Hello,
I have currently setup cloudtrail logs to be query able in athena, however my create table looks something like
CREATE EXTERNAL TABLE cloudtrail(
eventVersion STRING,
userIdentity STRUCT<
type: STRING,
principalId: STRING,
arn: STRING,
accountId: STRING,
invokedBy: STRING,
accessKeyId: STRING,
userName: STRING,
sessionContext: STRUCT<
attributes: STRUCT<
mfaAuthenticated: STRING,
creationDate: STRING>,
sessionIssuer: STRUCT<
type: STRING,
principalId: STRING,
arn: STRING,
accountId: STRING,
userName: STRING>,
ec2RoleDelivery:string,
webIdFederationData:map<string,string>
>
>,
eventTime STRING,
eventSource STRING,
eventName STRING,
awsRegion STRING,
sourceIpAddress STRING,
userAgent STRING,
errorCode STRING,
errorMessage STRING,
requestparameters STRING,
responseelements STRING,
additionaleventdata STRING,
requestId STRING,
eventId STRING,
readOnly STRING,
resources ARRAY<STRUCT<
arn: STRING,
accountId: STRING,
type: STRING>>,
eventType STRING,
apiVersion STRING,
recipientAccountId STRING,
serviceEventDetails STRING,
sharedEventID STRING,
vpcendpointid STRING,
tlsDetails struct<
tlsVersion:string,
cipherSuite:string,
clientProvidedHostHeader:string>
)
PARTITIONED BY (accountid string,region string,year string,month string,day string)

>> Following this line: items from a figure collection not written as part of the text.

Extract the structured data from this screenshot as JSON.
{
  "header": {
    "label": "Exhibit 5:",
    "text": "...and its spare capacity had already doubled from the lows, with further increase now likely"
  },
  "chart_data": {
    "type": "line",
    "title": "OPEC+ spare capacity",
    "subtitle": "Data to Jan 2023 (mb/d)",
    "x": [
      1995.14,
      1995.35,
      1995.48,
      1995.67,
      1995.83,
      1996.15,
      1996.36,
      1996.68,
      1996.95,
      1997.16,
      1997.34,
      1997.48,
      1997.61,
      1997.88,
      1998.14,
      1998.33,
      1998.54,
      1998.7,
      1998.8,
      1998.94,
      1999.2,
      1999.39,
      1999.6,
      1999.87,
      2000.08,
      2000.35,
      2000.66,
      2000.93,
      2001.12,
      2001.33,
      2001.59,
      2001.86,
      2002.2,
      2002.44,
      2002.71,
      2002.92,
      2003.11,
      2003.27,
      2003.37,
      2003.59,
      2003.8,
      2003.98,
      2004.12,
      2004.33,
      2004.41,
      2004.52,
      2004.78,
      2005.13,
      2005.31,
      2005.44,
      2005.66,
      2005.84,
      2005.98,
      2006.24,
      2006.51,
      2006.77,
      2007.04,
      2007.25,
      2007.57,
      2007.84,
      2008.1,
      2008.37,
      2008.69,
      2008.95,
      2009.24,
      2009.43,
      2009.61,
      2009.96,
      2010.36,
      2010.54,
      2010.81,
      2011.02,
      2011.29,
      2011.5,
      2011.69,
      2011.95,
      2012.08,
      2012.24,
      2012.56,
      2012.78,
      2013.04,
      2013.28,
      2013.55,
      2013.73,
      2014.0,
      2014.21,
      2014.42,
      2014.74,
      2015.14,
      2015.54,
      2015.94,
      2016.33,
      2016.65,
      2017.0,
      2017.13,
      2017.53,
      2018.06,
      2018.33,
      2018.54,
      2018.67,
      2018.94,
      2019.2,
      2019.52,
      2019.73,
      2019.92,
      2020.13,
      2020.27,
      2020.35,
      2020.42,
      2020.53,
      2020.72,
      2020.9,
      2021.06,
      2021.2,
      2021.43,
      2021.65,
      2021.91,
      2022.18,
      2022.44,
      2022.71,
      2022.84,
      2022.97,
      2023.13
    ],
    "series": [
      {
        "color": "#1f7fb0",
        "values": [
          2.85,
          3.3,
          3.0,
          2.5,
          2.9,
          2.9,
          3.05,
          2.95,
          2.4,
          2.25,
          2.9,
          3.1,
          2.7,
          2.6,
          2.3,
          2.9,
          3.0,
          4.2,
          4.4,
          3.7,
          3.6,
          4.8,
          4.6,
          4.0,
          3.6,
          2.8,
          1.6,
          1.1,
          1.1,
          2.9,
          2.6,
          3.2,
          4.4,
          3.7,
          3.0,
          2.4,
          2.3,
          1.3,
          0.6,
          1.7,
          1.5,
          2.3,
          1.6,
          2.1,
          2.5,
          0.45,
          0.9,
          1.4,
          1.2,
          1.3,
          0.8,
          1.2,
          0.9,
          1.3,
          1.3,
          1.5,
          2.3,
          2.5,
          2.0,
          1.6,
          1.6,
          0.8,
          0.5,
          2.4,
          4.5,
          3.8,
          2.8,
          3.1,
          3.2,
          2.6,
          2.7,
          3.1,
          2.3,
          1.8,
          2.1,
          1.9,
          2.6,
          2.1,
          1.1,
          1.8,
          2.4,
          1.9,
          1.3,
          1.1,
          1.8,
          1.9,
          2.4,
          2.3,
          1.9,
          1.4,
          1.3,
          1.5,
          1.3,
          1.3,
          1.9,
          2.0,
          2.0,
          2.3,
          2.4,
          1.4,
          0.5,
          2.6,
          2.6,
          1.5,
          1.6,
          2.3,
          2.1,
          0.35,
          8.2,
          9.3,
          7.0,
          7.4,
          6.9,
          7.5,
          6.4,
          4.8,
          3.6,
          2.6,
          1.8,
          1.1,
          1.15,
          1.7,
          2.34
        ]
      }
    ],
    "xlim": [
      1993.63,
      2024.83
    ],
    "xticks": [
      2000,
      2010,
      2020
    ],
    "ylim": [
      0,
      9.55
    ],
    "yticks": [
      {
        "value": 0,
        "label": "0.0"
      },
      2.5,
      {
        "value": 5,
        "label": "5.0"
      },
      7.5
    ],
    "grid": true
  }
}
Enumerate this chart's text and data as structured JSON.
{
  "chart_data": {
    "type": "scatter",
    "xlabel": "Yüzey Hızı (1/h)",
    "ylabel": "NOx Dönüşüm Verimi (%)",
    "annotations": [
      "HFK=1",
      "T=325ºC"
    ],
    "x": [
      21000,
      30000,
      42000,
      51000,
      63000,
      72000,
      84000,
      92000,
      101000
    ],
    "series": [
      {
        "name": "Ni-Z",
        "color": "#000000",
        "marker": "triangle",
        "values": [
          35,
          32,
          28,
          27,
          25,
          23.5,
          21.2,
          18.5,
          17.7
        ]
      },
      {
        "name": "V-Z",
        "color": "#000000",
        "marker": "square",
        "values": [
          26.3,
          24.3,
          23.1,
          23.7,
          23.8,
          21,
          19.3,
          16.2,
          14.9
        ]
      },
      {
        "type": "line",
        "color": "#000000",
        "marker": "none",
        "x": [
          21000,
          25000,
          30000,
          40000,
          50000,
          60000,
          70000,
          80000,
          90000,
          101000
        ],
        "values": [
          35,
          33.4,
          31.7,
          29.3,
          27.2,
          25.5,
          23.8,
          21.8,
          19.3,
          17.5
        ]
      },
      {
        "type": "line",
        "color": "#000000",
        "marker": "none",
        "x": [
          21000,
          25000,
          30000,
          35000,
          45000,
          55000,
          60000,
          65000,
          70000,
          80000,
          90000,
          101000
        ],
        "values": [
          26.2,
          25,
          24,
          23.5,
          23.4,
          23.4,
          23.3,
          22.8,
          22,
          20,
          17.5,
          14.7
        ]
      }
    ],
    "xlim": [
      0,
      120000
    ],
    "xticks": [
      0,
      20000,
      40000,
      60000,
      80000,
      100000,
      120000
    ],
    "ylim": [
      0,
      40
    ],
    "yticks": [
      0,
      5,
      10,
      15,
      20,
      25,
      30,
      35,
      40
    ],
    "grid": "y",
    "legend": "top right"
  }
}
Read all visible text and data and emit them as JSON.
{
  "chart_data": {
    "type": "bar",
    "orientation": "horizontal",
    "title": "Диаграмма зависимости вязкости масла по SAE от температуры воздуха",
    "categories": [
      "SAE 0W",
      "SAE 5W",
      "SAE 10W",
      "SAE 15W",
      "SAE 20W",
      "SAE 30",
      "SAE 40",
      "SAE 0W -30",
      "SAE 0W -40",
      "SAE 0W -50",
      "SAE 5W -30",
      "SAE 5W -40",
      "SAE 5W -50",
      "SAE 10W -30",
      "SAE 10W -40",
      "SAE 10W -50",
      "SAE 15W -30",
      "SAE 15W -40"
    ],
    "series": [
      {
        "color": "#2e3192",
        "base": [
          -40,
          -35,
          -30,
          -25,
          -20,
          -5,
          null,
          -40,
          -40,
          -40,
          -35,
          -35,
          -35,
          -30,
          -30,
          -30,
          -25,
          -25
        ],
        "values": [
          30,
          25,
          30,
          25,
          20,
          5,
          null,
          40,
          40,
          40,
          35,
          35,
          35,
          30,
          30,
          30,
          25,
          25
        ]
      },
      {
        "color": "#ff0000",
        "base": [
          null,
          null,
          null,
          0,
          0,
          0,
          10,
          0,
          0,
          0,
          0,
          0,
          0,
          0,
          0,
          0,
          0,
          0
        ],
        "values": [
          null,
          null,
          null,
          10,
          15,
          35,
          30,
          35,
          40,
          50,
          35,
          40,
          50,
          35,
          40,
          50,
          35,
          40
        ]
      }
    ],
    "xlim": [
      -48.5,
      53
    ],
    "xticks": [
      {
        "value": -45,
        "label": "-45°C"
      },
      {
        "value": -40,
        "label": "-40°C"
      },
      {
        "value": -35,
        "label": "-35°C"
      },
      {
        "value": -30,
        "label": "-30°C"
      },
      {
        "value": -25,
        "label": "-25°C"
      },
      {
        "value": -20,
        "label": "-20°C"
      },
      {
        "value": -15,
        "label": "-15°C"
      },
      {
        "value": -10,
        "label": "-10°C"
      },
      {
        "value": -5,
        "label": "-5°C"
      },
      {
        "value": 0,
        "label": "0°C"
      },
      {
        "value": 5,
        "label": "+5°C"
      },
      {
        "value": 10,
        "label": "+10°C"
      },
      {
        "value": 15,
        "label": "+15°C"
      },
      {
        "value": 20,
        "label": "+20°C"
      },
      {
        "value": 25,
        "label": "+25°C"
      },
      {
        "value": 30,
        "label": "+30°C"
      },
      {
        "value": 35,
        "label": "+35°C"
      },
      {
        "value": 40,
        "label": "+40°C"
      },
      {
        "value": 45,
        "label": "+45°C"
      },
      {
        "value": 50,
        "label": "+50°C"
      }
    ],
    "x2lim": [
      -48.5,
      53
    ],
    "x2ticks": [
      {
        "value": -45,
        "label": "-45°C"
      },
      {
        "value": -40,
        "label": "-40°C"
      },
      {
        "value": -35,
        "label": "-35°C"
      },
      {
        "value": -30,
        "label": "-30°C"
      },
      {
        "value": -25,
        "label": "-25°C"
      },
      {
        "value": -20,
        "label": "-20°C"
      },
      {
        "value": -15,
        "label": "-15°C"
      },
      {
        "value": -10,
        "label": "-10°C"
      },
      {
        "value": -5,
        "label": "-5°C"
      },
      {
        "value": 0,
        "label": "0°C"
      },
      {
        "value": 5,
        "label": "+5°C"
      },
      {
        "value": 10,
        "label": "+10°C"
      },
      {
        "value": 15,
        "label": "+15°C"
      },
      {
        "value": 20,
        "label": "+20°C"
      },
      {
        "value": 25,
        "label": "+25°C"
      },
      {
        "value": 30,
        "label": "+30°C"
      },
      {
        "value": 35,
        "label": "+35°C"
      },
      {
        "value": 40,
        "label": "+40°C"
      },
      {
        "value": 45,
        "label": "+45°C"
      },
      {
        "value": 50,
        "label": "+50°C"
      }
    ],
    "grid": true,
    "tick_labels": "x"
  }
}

ROW FORMAT SERDE 'org.apache.hive.hcatalog.data.JsonSerDe'
STORED AS INPUTFORMAT 'com.amazon.emr.cloudtrail.CloudTrailInputFormat'
OUTPUTFORMAT 'org.apache.hadoop.hive.ql.io.HiveIgnoreKeyTextOutputFormat'
LOCATION
's3://aws-controltower-logs-423167154025-ca-central-1/o-1vy7fz11og/AWSLogs/'
TBLPROPERTIES (
'projection.accountid.range'='0,9999999999999',
'projection.accountid.type'='integer',
'projection.enabled'='true',
'projection.region.type'='enum',
'projection.region.values'='us-east-2,us-east-1,us-west-1,us-west-2,af-south-1,ap-east-1,ap-south-1,ap-northeast-3,ap-northeast-2,ap-southeast-1,ap-southeast-2,ap-northeast-1,ca-central-1,eu-central-1,eu-west-1,eu-west-2,eu-south-1,eu-west-3,eu-north-1,me-south-1,sa-east-1,eu-south-2',
'projection.year.format'='yyyy',
'projection.year.interval'='1',
'projection.year.interval.unit'='YEARS',
'projection.year.range'='2021,NOW',
'projection.year.type'='date',
'projection.month.format'='MM',
'projection.month.interval'='1',
'projection.month.interval.unit'='MONTHS',
'projection.month.range'='01,12',
'projection.month.type'='integer',
'projection.day.format'='dd',
'projection.day.interval'='1',
'projection.day.interval.unit'='DAYS',
'projection.day.range'='01,31',
'projection.day.type'='integer',
'projection.day.digits'='2',
'storage.location.template'='s3://aws-controltower-logs-423167154025-ca-central-1/o-1vy7fz11og/AWSLogs/${accountid}/CloudTrail/${region}/${year}/${month}/${day}')
While I am able to query the table however it compulsorily needs me to pass the account id in the where clause. no matter I add date and region in the where clause. Is this a caveat?
For example If I run the query:
select * from cloudtrail_db.cloudtrail where year='2023' and month='11' and day='01' and region='ca-central-1'
it gives me an error
Amazon Athena experienced an internal error while executing this query. Please try submitting the query again and if the issue reoccurs, contact AWS support for further assistance. We apologize for the inconvenience.
But if I run the same query as above along with account id it is able to query.